Last November the US broadcasting network ABC decided to drop the television series Dirty Sexy Money, about the dysfunctional and disreputable Darling clan, supposedly the richest family in New York, a couple of weeks into its second season.
In the context of the US government bailing out Wall Street and the election of Barack Obama as president, a significant drop in the programme’s ratings suggested that audiences were no longer so enamoured of hearing about the antics of the super-rich.
No one could now bear to watch Really Rich Real Estate, a cancelled American reality show about high-end real estate salesmen in LA, without a sense of irony and a substantial helping of schadenfreude.
In a similar vein, a writer who pitched HBO with a proposal for a series about New York hedgies, along the lines of the retro-chic Madison Avenue drama Mad Men, has so far met with an unenthusiastic response. It is too early to say whether its time may eventually come.
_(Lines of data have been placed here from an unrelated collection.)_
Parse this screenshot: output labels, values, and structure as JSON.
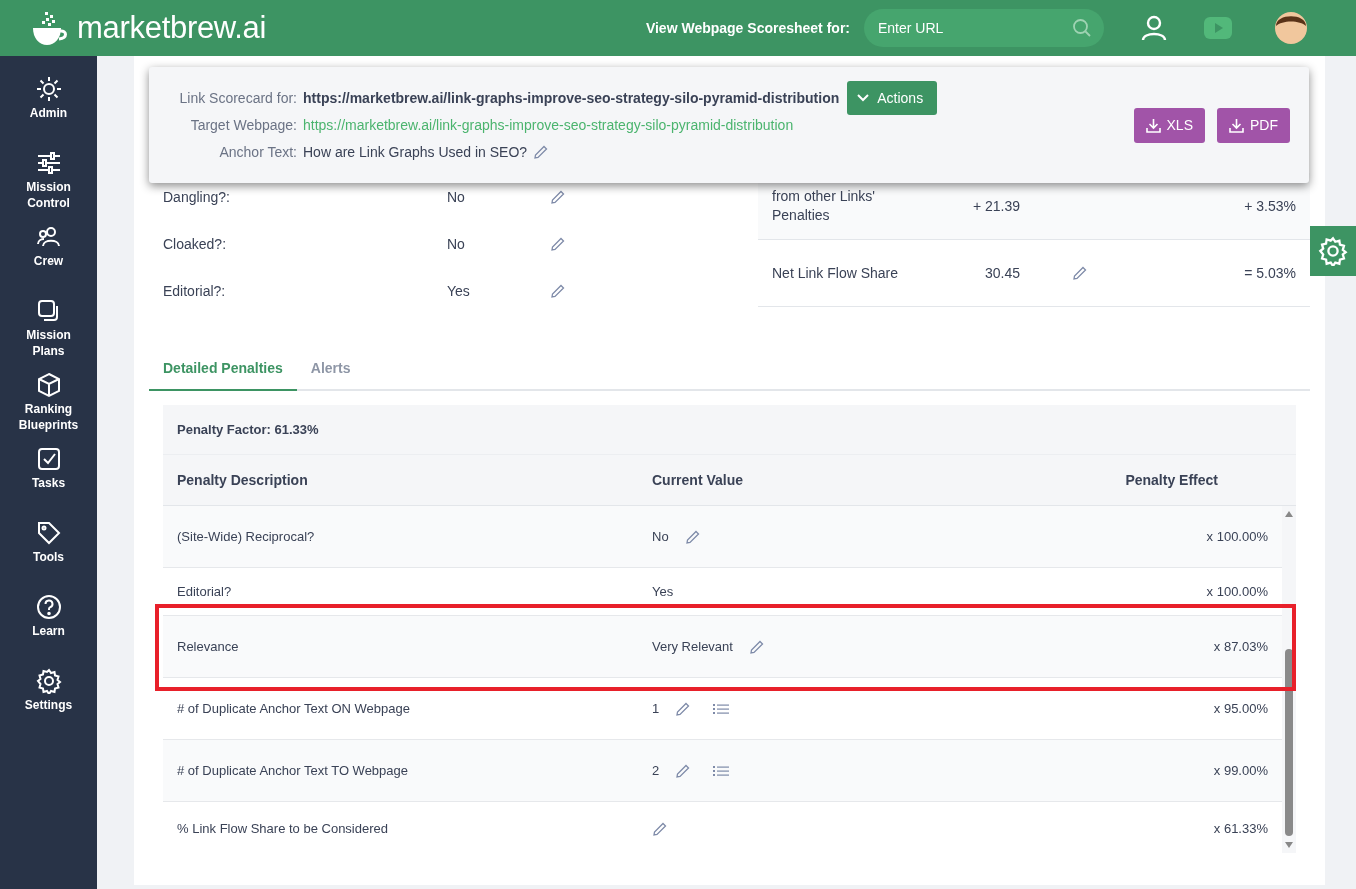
{
  "header": {
    "logo": "marketbrew.ai",
    "scoresheet_label": "View Webpage Scoresheet for:",
    "url_field": {
      "placeholder": "Enter URL"
    }
  },
  "sidebar": {
    "items": [
      {
        "label": "Admin"
      },
      {
        "label": "Mission Control"
      },
      {
        "label": "Crew"
      },
      {
        "label": "Mission Plans"
      },
      {
        "label": "Ranking Blueprints"
      },
      {
        "label": "Tasks"
      },
      {
        "label": "Tools"
      },
      {
        "label": "Learn"
      },
      {
        "label": "Settings"
      }
    ]
  },
  "scorecard": {
    "link_label": "Link Scorecard for:",
    "link_url": "https://marketbrew.ai/link-graphs-improve-seo-strategy-silo-pyramid-distribution",
    "actions_button": "Actions",
    "target_label": "Target Webpage:",
    "target_url": "https://marketbrew.ai/link-graphs-improve-seo-strategy-silo-pyramid-distribution",
    "anchor_label": "Anchor Text:",
    "anchor_text": "How are Link Graphs Used in SEO?",
    "buttons": [
      "XLS",
      "PDF"
    ]
  },
  "link_properties": [
    {
      "label": "Dangling?:",
      "value": "No"
    },
    {
      "label": "Cloaked?:",
      "value": "No"
    },
    {
      "label": "Editorial?:",
      "value": "Yes"
    }
  ],
  "link_flow": [
    {
      "label": "from other Links' Penalties",
      "value": "+ 21.39",
      "editable": false,
      "effect": "+ 3.53%"
    },
    {
      "label": "Net Link Flow Share",
      "value": "30.45",
      "editable": true,
      "effect": "= 5.03%"
    }
  ],
  "tabs": [
    {
      "label": "Detailed Penalties",
      "selected": true
    },
    {
      "label": "Alerts",
      "selected": false
    }
  ],
  "penalties": {
    "factor": "Penalty Factor: 61.33%",
    "columns": [
      "Penalty Description",
      "Current Value",
      "Penalty Effect"
    ],
    "rows": [
      {
        "description": "(Site-Wide) Reciprocal?",
        "value": "No",
        "editable": true,
        "list": false,
        "effect": "x 100.00%",
        "highlighted": false
      },
      {
        "description": "Editorial?",
        "value": "Yes",
        "editable": false,
        "list": false,
        "effect": "x 100.00%",
        "highlighted": false
      },
      {
        "description": "Relevance",
        "value": "Very Relevant",
        "editable": true,
        "list": false,
        "effect": "x 87.03%",
        "highlighted": true
      },
      {
        "description": "# of Duplicate Anchor Text ON Webpage",
        "value": "1",
        "editable": true,
        "list": true,
        "effect": "x 95.00%",
        "highlighted": false
      },
      {
        "description": "# of Duplicate Anchor Text TO Webpage",
        "value": "2",
        "editable": true,
        "list": true,
        "effect": "x 99.00%",
        "highlighted": false
      },
      {
        "description": "% Link Flow Share to be Considered",
        "editable": true,
        "list": false,
        "effect": "x 61.33%",
        "highlighted": false
      }
    ]
  }
}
In one instance after another, hedge-fund managers have lately been shown to have feet of clay. The successful ones, the John Paulsons and Crispin Odeys, have been few and far between, and have anyway been excoriated by the tabloids as speculators.
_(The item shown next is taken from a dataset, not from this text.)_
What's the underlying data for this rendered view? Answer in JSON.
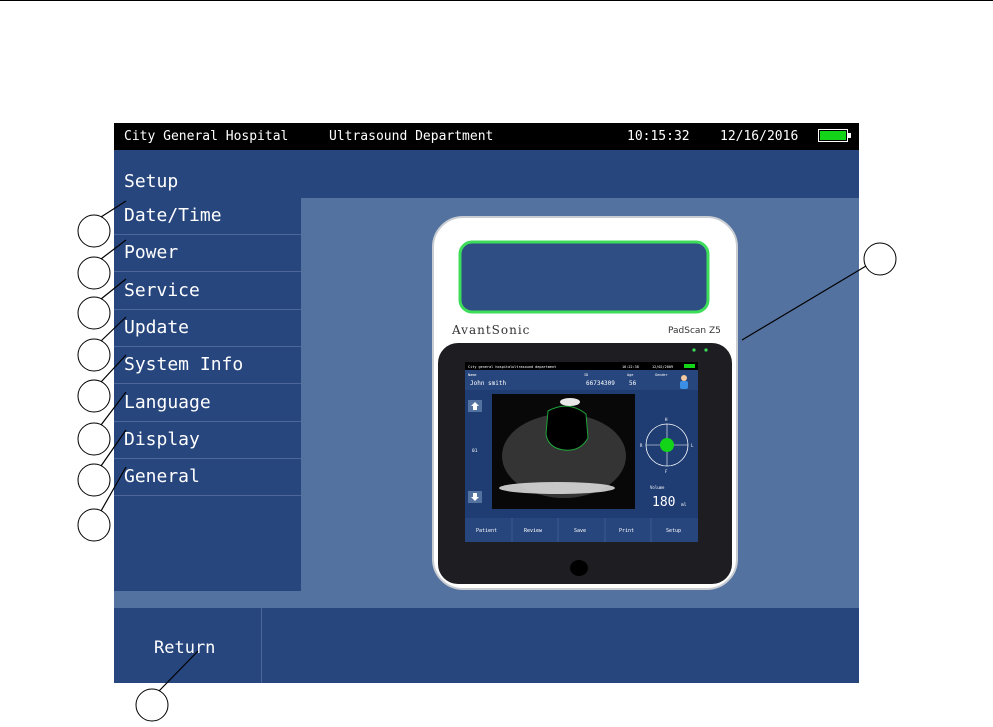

In seeking alpha, the term that encapsulates the glory of their mission to achieve a smooth absolute return, hedgies have portrayed themselves as embodiments of pure financial reason. Our greed-obsessed culture in turn has elevated them to the status of icons.
There will now ensue a period of reassessment in which the hedgies, if they are sensible, will wish to seek a lower and less self-congratulatory profile. In a feature for this edition William Cash blames the media for fuelling ‘the myth that the financial classes, in particular the hedge-fund brigade, are secretive Wizards of Oz whose superior brains and intelligence allowed them to strut their egos on the global stage as the new Masters of the Universe, those who raised entitlement to an art form’.
The term ‘Master of the Universe’ was popularised by Tom Wolfe in The Bonfire of the Vanities, his satirical novel about the prototype of modern financial entitlement. To date there has been no novel, satirical or otherwise, with a hedge-fund manager as its protagonist.
Surely this represents a worthy challenge for an enterprising social commentator.